Yannick est producteur et est cofondateur de la société de production Périphéria qui existe depuis bientôt plus de 17 ans. Il produit principalement du cinéma de création. En 2010, Périphéria a produit le film qu’il a réalisé : « Les Etats Unis d’Afrique ». Pour Yannick, il était très important pour lui de participer à la réalisation du projet X 500 de Juan. Il dit avoir été littéralement séduit. La séduction, c’est l’arme que doit posséder un réalisateur pour s’approprier un producteur. La production, c’est le risque de s’engager sur un terrain souvent mal connu.

Si le film est un succès tant mieux mais s’il est un fiasco, c’est le producteur surtout qui en en fait les frais. Ce risque conduit les producteurs à plus de rigueur dans la sélection des projets sur lesquels ils acceptent de se lancer. De ce fait le réalisateur doit ‘’faire une cour assidue’’ au producteur, le convaincre de la pertinence de celui-ci et de créer un climat de confiance. Cela n’est pas toujours chose aisée. Qu’est-ce que Juan a de si particulier pour avoir pu séduire Yanick ? Ce dernier dit avoir été séduit par la façon ‘’singulière’’ dont travaille Juan. En effet ses films sont particuliers en ce sens qu’ils sont uniques en leur genre. Le réalisateur prend toujours plaisir à associer le genre documentaire à la fiction. Ce qui donne un rendu unique. Pour Yannick, travailler avec Juan est une expérience unique et enrichissante. Il qualifie le cinéma de son réalisateur de « mystique, magique ». Une autre chose qui a fasciné le producteur est la connexion qui existe entre Juan et ses comédiens qui sont tous des non professionnels.

Travailler avec des acteurs non professionnels, permet au film hybride d’être plus proche de la réalité, grâce à la spontanéité de ceux-ci à qui Juan permet d’improviser des répliques.

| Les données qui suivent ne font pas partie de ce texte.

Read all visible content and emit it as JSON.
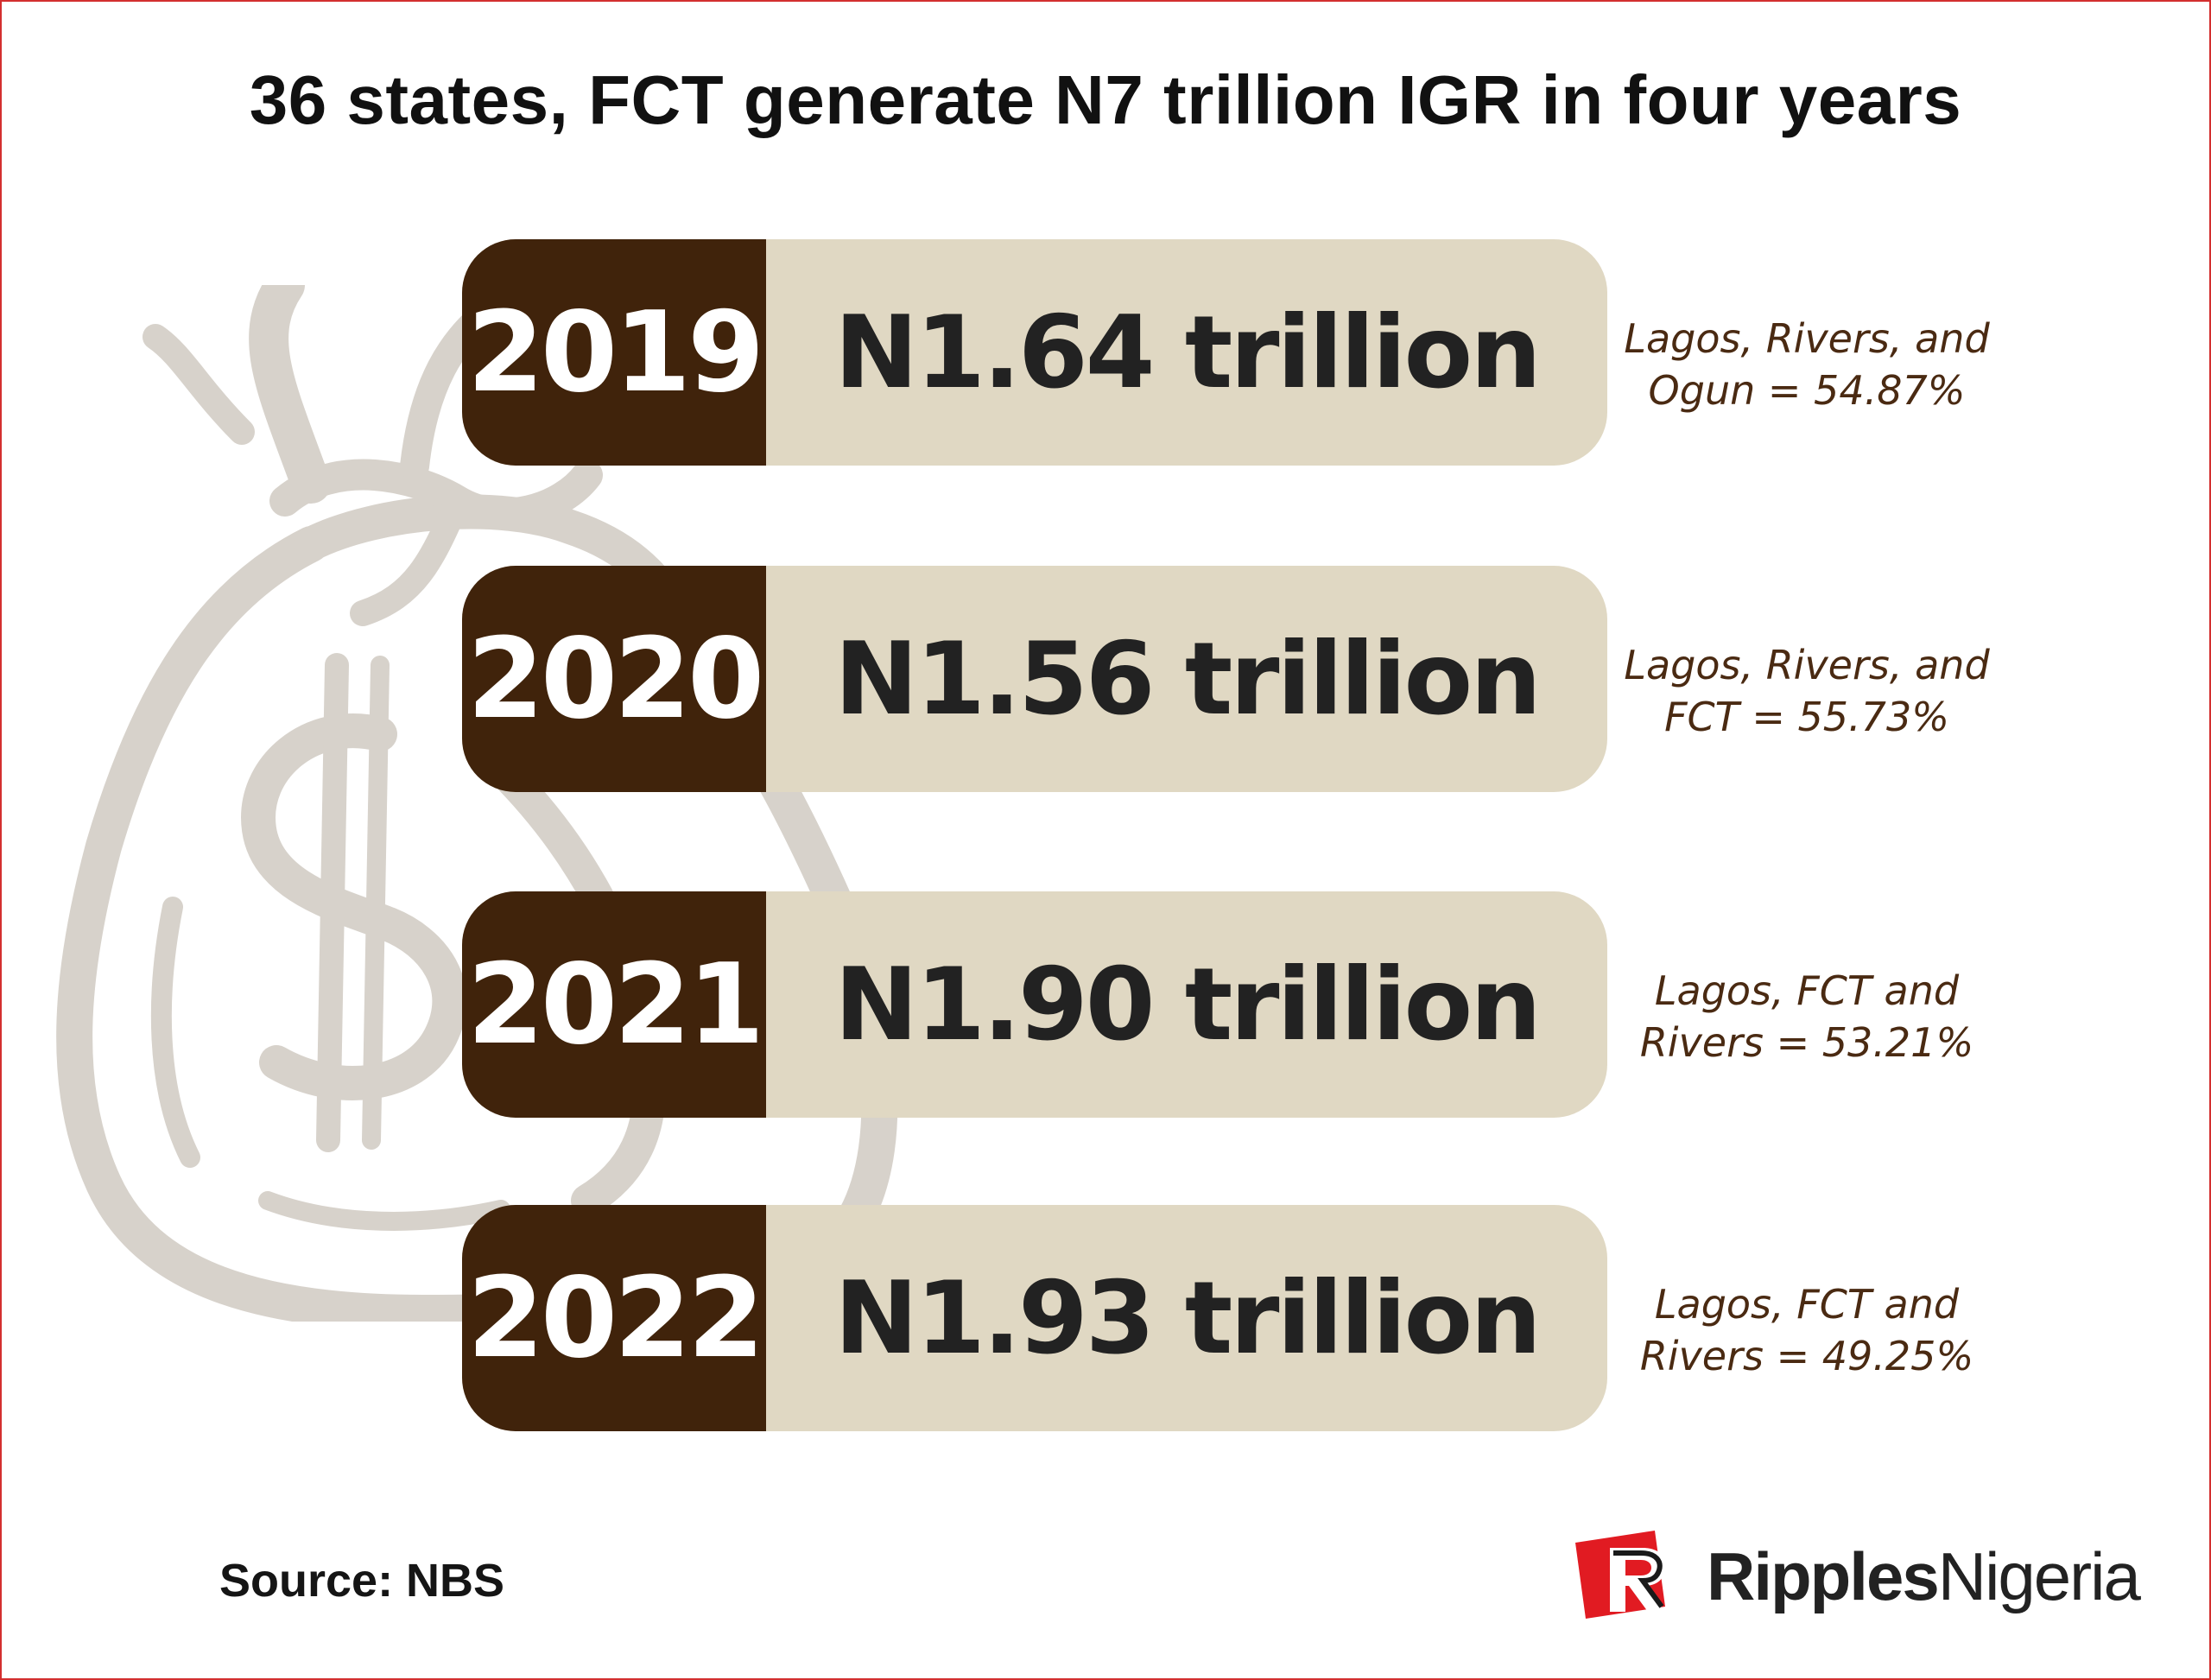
{
  "title": "36 states, FCT generate N7 trillion IGR in four years",
  "rows": [
    {
      "year": "2019",
      "amount": "N1.64 trillion",
      "note_line1": "Lagos, Rivers, and",
      "note_line2": "Ogun = 54.87%"
    },
    {
      "year": "2020",
      "amount": "N1.56 trillion",
      "note_line1": "Lagos, Rivers, and",
      "note_line2": "FCT = 55.73%"
    },
    {
      "year": "2021",
      "amount": "N1.90 trillion",
      "note_line1": "Lagos, FCT and",
      "note_line2": "Rivers = 53.21%"
    },
    {
      "year": "2022",
      "amount": "N1.93 trillion",
      "note_line1": "Lagos, FCT and",
      "note_line2": "Rivers = 49.25%"
    }
  ],
  "source": "Source: NBS",
  "logo": {
    "bold": "Ripples",
    "light": "Nigeria"
  },
  "colors": {
    "year_block": "#40230b",
    "pill": "#e0d8c3",
    "note_text": "#4a2a12",
    "background_art": "#d7d2cb",
    "logo_red": "#e11b22",
    "frame": "#d32f2f"
  },
  "icons": [
    "money-bag-dollar-icon",
    "ripples-logo-icon"
  ]
}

Une chose importante à savoir est qu’il n’y a pas de conflit entre un réalisateur et son producteur. Les deux poursuivent le même objectif : faire un film exploitable. Ainsi ils se doivent d’être sur la même longueur d’onde, de voir les choses de la même façon et surtout d’être transparent. Mettre le contrat sur papier et bien l’expliciter pour éviter d’éventuels malentendus et confrontations. Le but premier d’un réalisateur et de son producteur est de faire des films qui feront le tour du monde. Un canadien ne fait pas un film pour les canadiens mais pour que chaque individu de la planète puisse s’y retrouver. Un film produit au Canada doit pouvoir être vu en Chine, en France, en Australie, en Afrique du Sud, au Burkina Faso. C’est cette universalité qui fait la beauté du cinéma.